Genetic Variation , Papio hamadryas/genetics , Sex Characteristics , Skull/anatomy & histology , Animals , Biological Evolution , Female , Genes, X-Linked , Male
In this study we compare patterns of mandibular integration between mice and baboons using both phenotypic and quantitative genetic data. Specifically, we test how well each species fits with the mosaic model of mandibular integration suggested by Atchley and Hall (Biol Rev Camb Philos Soc 66:101-157, 1991) based on developmental modules. We hypothesize that patterns of integration will be similar for mice and baboons and that both species will show strong integration within developmental modules and weaker integration between modules.

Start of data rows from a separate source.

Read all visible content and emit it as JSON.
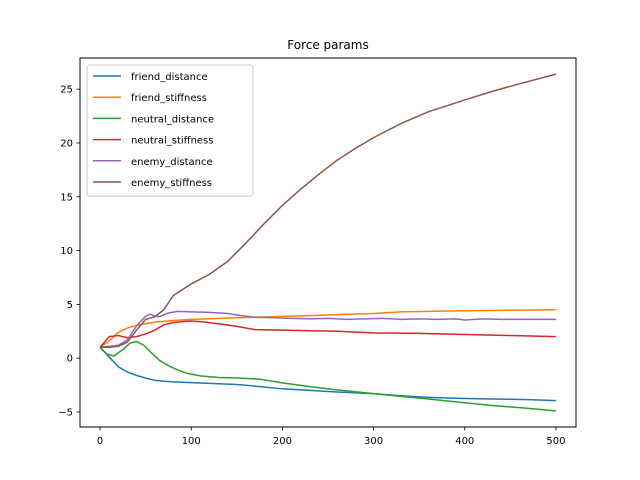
{
  "chart_data": {
    "type": "line",
    "title": "Force params",
    "xlabel": "",
    "ylabel": "",
    "xlim": [
      -22,
      522
    ],
    "ylim": [
      -6.4,
      27.9
    ],
    "xticks": [
      0,
      100,
      200,
      300,
      400,
      500
    ],
    "yticks": [
      -5,
      0,
      5,
      10,
      15,
      20,
      25
    ],
    "grid": false,
    "legend_position": "upper-left",
    "series": [
      {
        "name": "friend_distance",
        "color": "#1f77b4",
        "points": [
          [
            0,
            1.0
          ],
          [
            10,
            0.1
          ],
          [
            20,
            -0.8
          ],
          [
            30,
            -1.3
          ],
          [
            40,
            -1.6
          ],
          [
            50,
            -1.85
          ],
          [
            60,
            -2.05
          ],
          [
            70,
            -2.15
          ],
          [
            80,
            -2.2
          ],
          [
            100,
            -2.28
          ],
          [
            120,
            -2.35
          ],
          [
            150,
            -2.45
          ],
          [
            170,
            -2.6
          ],
          [
            200,
            -2.85
          ],
          [
            230,
            -3.0
          ],
          [
            260,
            -3.15
          ],
          [
            300,
            -3.3
          ],
          [
            330,
            -3.5
          ],
          [
            360,
            -3.65
          ],
          [
            400,
            -3.75
          ],
          [
            430,
            -3.8
          ],
          [
            470,
            -3.85
          ],
          [
            500,
            -3.95
          ]
        ]
      },
      {
        "name": "friend_stiffness",
        "color": "#ff7f0e",
        "points": [
          [
            0,
            1.0
          ],
          [
            10,
            1.6
          ],
          [
            20,
            2.4
          ],
          [
            30,
            2.8
          ],
          [
            40,
            3.05
          ],
          [
            50,
            3.2
          ],
          [
            60,
            3.35
          ],
          [
            80,
            3.5
          ],
          [
            100,
            3.6
          ],
          [
            130,
            3.7
          ],
          [
            150,
            3.75
          ],
          [
            170,
            3.8
          ],
          [
            200,
            3.88
          ],
          [
            230,
            3.95
          ],
          [
            260,
            4.05
          ],
          [
            300,
            4.15
          ],
          [
            330,
            4.3
          ],
          [
            360,
            4.35
          ],
          [
            400,
            4.4
          ],
          [
            450,
            4.45
          ],
          [
            500,
            4.5
          ]
        ]
      },
      {
        "name": "neutral_distance",
        "color": "#2ca02c",
        "points": [
          [
            0,
            1.0
          ],
          [
            8,
            0.35
          ],
          [
            15,
            0.2
          ],
          [
            25,
            0.8
          ],
          [
            33,
            1.4
          ],
          [
            40,
            1.55
          ],
          [
            48,
            1.2
          ],
          [
            55,
            0.6
          ],
          [
            65,
            -0.2
          ],
          [
            75,
            -0.7
          ],
          [
            85,
            -1.1
          ],
          [
            95,
            -1.4
          ],
          [
            110,
            -1.65
          ],
          [
            130,
            -1.8
          ],
          [
            150,
            -1.85
          ],
          [
            175,
            -1.95
          ],
          [
            200,
            -2.3
          ],
          [
            230,
            -2.65
          ],
          [
            260,
            -2.95
          ],
          [
            300,
            -3.3
          ],
          [
            330,
            -3.55
          ],
          [
            360,
            -3.8
          ],
          [
            400,
            -4.15
          ],
          [
            430,
            -4.4
          ],
          [
            460,
            -4.6
          ],
          [
            500,
            -4.9
          ]
        ]
      },
      {
        "name": "neutral_stiffness",
        "color": "#d62728",
        "points": [
          [
            0,
            1.0
          ],
          [
            10,
            2.0
          ],
          [
            20,
            2.1
          ],
          [
            30,
            1.9
          ],
          [
            40,
            2.0
          ],
          [
            50,
            2.25
          ],
          [
            60,
            2.6
          ],
          [
            70,
            3.1
          ],
          [
            80,
            3.3
          ],
          [
            90,
            3.4
          ],
          [
            100,
            3.45
          ],
          [
            110,
            3.4
          ],
          [
            130,
            3.2
          ],
          [
            150,
            2.95
          ],
          [
            170,
            2.65
          ],
          [
            200,
            2.6
          ],
          [
            230,
            2.55
          ],
          [
            260,
            2.5
          ],
          [
            300,
            2.35
          ],
          [
            350,
            2.3
          ],
          [
            400,
            2.2
          ],
          [
            450,
            2.1
          ],
          [
            500,
            2.0
          ]
        ]
      },
      {
        "name": "enemy_distance",
        "color": "#9467bd",
        "points": [
          [
            0,
            1.0
          ],
          [
            10,
            1.1
          ],
          [
            20,
            1.2
          ],
          [
            30,
            1.7
          ],
          [
            40,
            3.0
          ],
          [
            50,
            3.9
          ],
          [
            55,
            4.1
          ],
          [
            60,
            3.9
          ],
          [
            65,
            3.85
          ],
          [
            75,
            4.2
          ],
          [
            85,
            4.35
          ],
          [
            100,
            4.3
          ],
          [
            120,
            4.25
          ],
          [
            140,
            4.15
          ],
          [
            155,
            3.95
          ],
          [
            170,
            3.8
          ],
          [
            190,
            3.75
          ],
          [
            210,
            3.7
          ],
          [
            230,
            3.65
          ],
          [
            250,
            3.7
          ],
          [
            270,
            3.6
          ],
          [
            290,
            3.65
          ],
          [
            310,
            3.7
          ],
          [
            330,
            3.6
          ],
          [
            350,
            3.65
          ],
          [
            370,
            3.6
          ],
          [
            390,
            3.65
          ],
          [
            400,
            3.55
          ],
          [
            420,
            3.65
          ],
          [
            440,
            3.6
          ],
          [
            460,
            3.62
          ],
          [
            480,
            3.6
          ],
          [
            500,
            3.6
          ]
        ]
      },
      {
        "name": "enemy_stiffness",
        "color": "#8c564b",
        "points": [
          [
            0,
            1.0
          ],
          [
            10,
            1.0
          ],
          [
            20,
            1.1
          ],
          [
            30,
            1.5
          ],
          [
            40,
            2.6
          ],
          [
            50,
            3.6
          ],
          [
            60,
            3.85
          ],
          [
            70,
            4.5
          ],
          [
            80,
            5.8
          ],
          [
            100,
            6.9
          ],
          [
            120,
            7.8
          ],
          [
            140,
            9.0
          ],
          [
            160,
            10.7
          ],
          [
            180,
            12.5
          ],
          [
            200,
            14.2
          ],
          [
            220,
            15.7
          ],
          [
            240,
            17.1
          ],
          [
            260,
            18.4
          ],
          [
            280,
            19.5
          ],
          [
            300,
            20.5
          ],
          [
            330,
            21.8
          ],
          [
            360,
            22.9
          ],
          [
            400,
            24.0
          ],
          [
            430,
            24.8
          ],
          [
            460,
            25.5
          ],
          [
            500,
            26.4
          ]
        ]
      }
    ]
  }
}
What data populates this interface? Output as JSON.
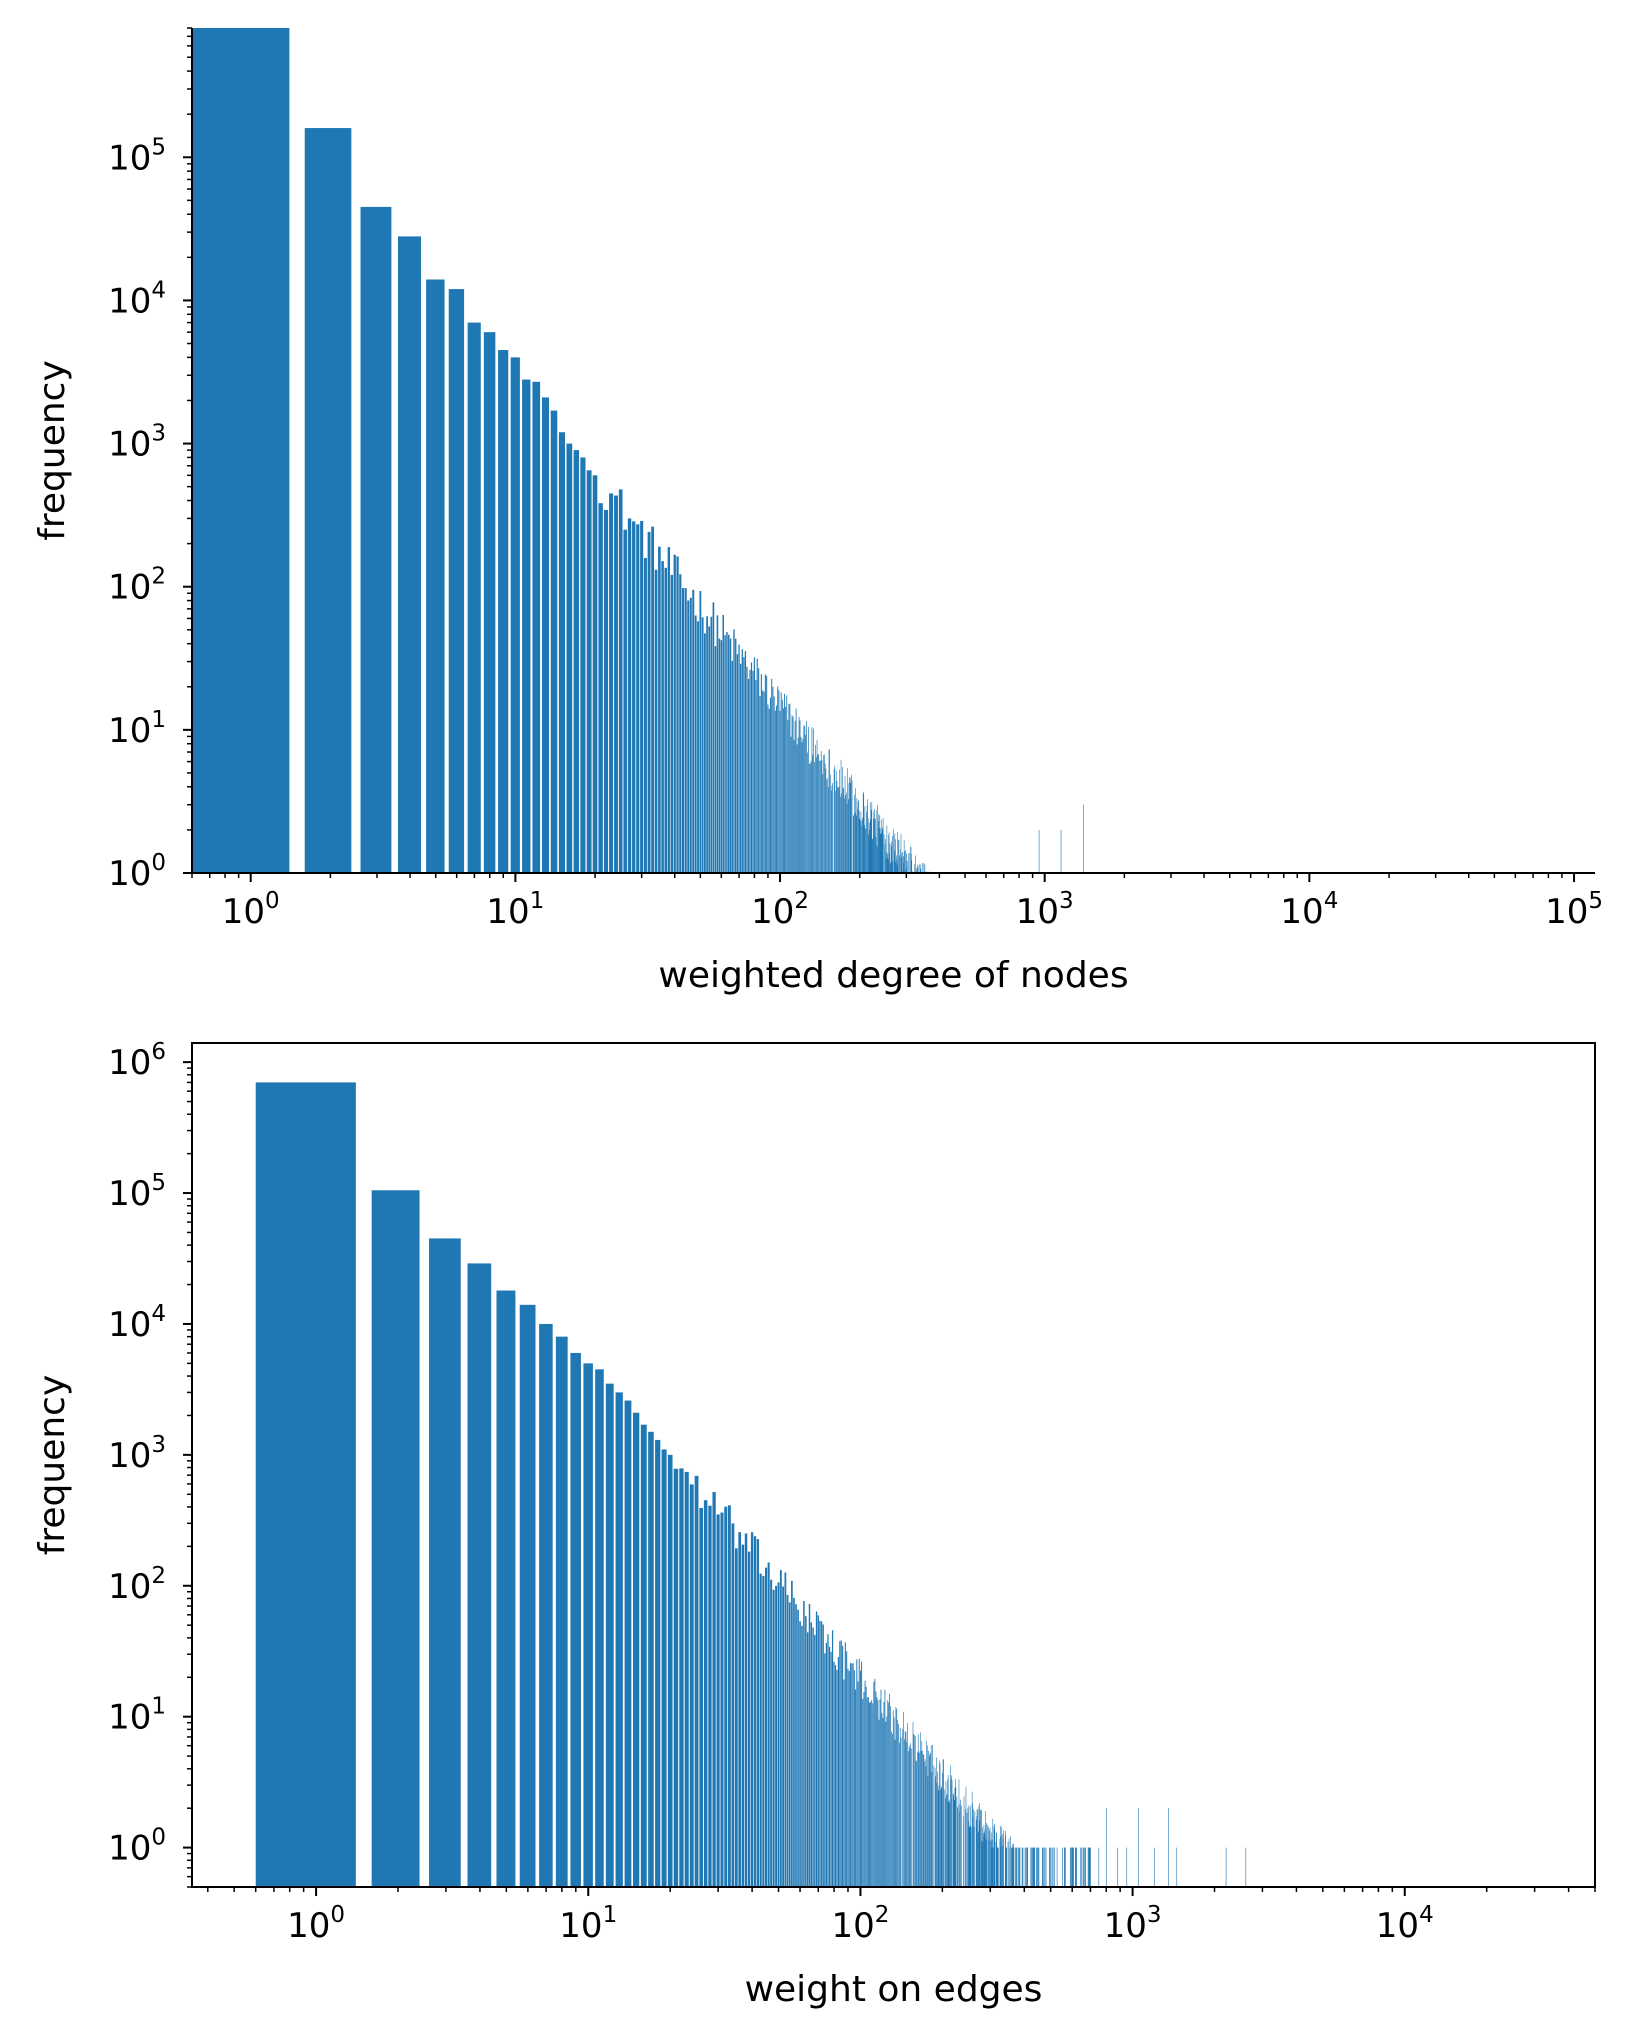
{
  "chart_data": [
    {
      "type": "bar",
      "xscale": "log",
      "yscale": "log",
      "xlabel": "weighted degree of nodes",
      "ylabel": "frequency",
      "xlim": [
        0.6,
        120000
      ],
      "ylim": [
        1,
        800000
      ],
      "xticks": [
        1,
        10,
        100,
        1000,
        10000,
        100000
      ],
      "xtick_labels": [
        {
          "base": "10",
          "exp": "0"
        },
        {
          "base": "10",
          "exp": "1"
        },
        {
          "base": "10",
          "exp": "2"
        },
        {
          "base": "10",
          "exp": "3"
        },
        {
          "base": "10",
          "exp": "4"
        },
        {
          "base": "10",
          "exp": "5"
        }
      ],
      "yticks": [
        1,
        10,
        100,
        1000,
        10000,
        100000
      ],
      "ytick_labels": [
        {
          "base": "10",
          "exp": "0"
        },
        {
          "base": "10",
          "exp": "1"
        },
        {
          "base": "10",
          "exp": "2"
        },
        {
          "base": "10",
          "exp": "3"
        },
        {
          "base": "10",
          "exp": "4"
        },
        {
          "base": "10",
          "exp": "5"
        }
      ],
      "spines": "left-bottom",
      "color": "#1f77b4",
      "bar_width": 0.8,
      "x": [
        1,
        2,
        3,
        4,
        5,
        6,
        7,
        8,
        9,
        10,
        11,
        12,
        13,
        14,
        15,
        16,
        17,
        18,
        19,
        20
      ],
      "values": [
        800000,
        160000,
        45000,
        28000,
        14000,
        12000,
        7000,
        6000,
        4500,
        4000,
        2800,
        2700,
        2100,
        1700,
        1200,
        1000,
        900,
        800,
        650,
        600
      ],
      "tail": {
        "x_start": 21,
        "x_end": 1450,
        "power_slope": -2.3,
        "anchor_x": 20,
        "anchor_y": 600,
        "max_x_dense": 800,
        "sparse": [
          [
            850,
            1
          ],
          [
            900,
            1
          ],
          [
            950,
            2
          ],
          [
            1000,
            1
          ],
          [
            1050,
            1
          ],
          [
            1150,
            2
          ],
          [
            1250,
            1
          ],
          [
            1400,
            3
          ]
        ]
      }
    },
    {
      "type": "bar",
      "xscale": "log",
      "yscale": "log",
      "xlabel": "weight on edges",
      "ylabel": "frequency",
      "xlim": [
        0.35,
        50000
      ],
      "ylim": [
        0.5,
        1400000
      ],
      "xticks": [
        1,
        10,
        100,
        1000,
        10000
      ],
      "xtick_labels": [
        {
          "base": "10",
          "exp": "0"
        },
        {
          "base": "10",
          "exp": "1"
        },
        {
          "base": "10",
          "exp": "2"
        },
        {
          "base": "10",
          "exp": "3"
        },
        {
          "base": "10",
          "exp": "4"
        }
      ],
      "yticks": [
        1,
        10,
        100,
        1000,
        10000,
        100000,
        1000000
      ],
      "ytick_labels": [
        {
          "base": "10",
          "exp": "0"
        },
        {
          "base": "10",
          "exp": "1"
        },
        {
          "base": "10",
          "exp": "2"
        },
        {
          "base": "10",
          "exp": "3"
        },
        {
          "base": "10",
          "exp": "4"
        },
        {
          "base": "10",
          "exp": "5"
        },
        {
          "base": "10",
          "exp": "6"
        }
      ],
      "spines": "box",
      "color": "#1f77b4",
      "bar_width": 0.8,
      "x": [
        1,
        2,
        3,
        4,
        5,
        6,
        7,
        8,
        9,
        10,
        11,
        12,
        13,
        14,
        15,
        16,
        17,
        18,
        19,
        20
      ],
      "values": [
        700000,
        105000,
        45000,
        29000,
        18000,
        14000,
        10000,
        8000,
        6000,
        5000,
        4500,
        3500,
        3000,
        2600,
        2100,
        1700,
        1500,
        1300,
        1100,
        1000
      ],
      "tail": {
        "x_start": 21,
        "x_end": 2600,
        "power_slope": -2.45,
        "anchor_x": 20,
        "anchor_y": 1000,
        "max_x_dense": 700,
        "sparse": [
          [
            750,
            1
          ],
          [
            800,
            2
          ],
          [
            880,
            1
          ],
          [
            950,
            1
          ],
          [
            1050,
            2
          ],
          [
            1200,
            1
          ],
          [
            1350,
            2
          ],
          [
            1450,
            1
          ],
          [
            2200,
            1
          ],
          [
            2600,
            1
          ]
        ]
      }
    }
  ]
}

Corresponding landmark data were collected from the hemi-mandibles of an advanced intercross mouse sample (N = 1239) and mandibles from a baboon sample of known pedigree from the Southwest Foundation for Biomedical Research (N = 430). We used four methods of analysis to quantify and compare the degree of mandibular integration between species including two methods based on a priori assumptions, and two a posteriori analyses. We found that patterns of integration are broadly similar for baboon and mouse mandibles, with both species displaying a modular pattern of integration. While there is a general trend of similarity in integration patterns between species, there were some marked differences. Mice are strongly correlated among distances within the coronoid process and the incisive alveolar region, whereas baboons are strongly integrated within the condylar process. We discuss the potential evolutionary implications of the similar patterns of integration between these species with an emphasis on the role of modularity.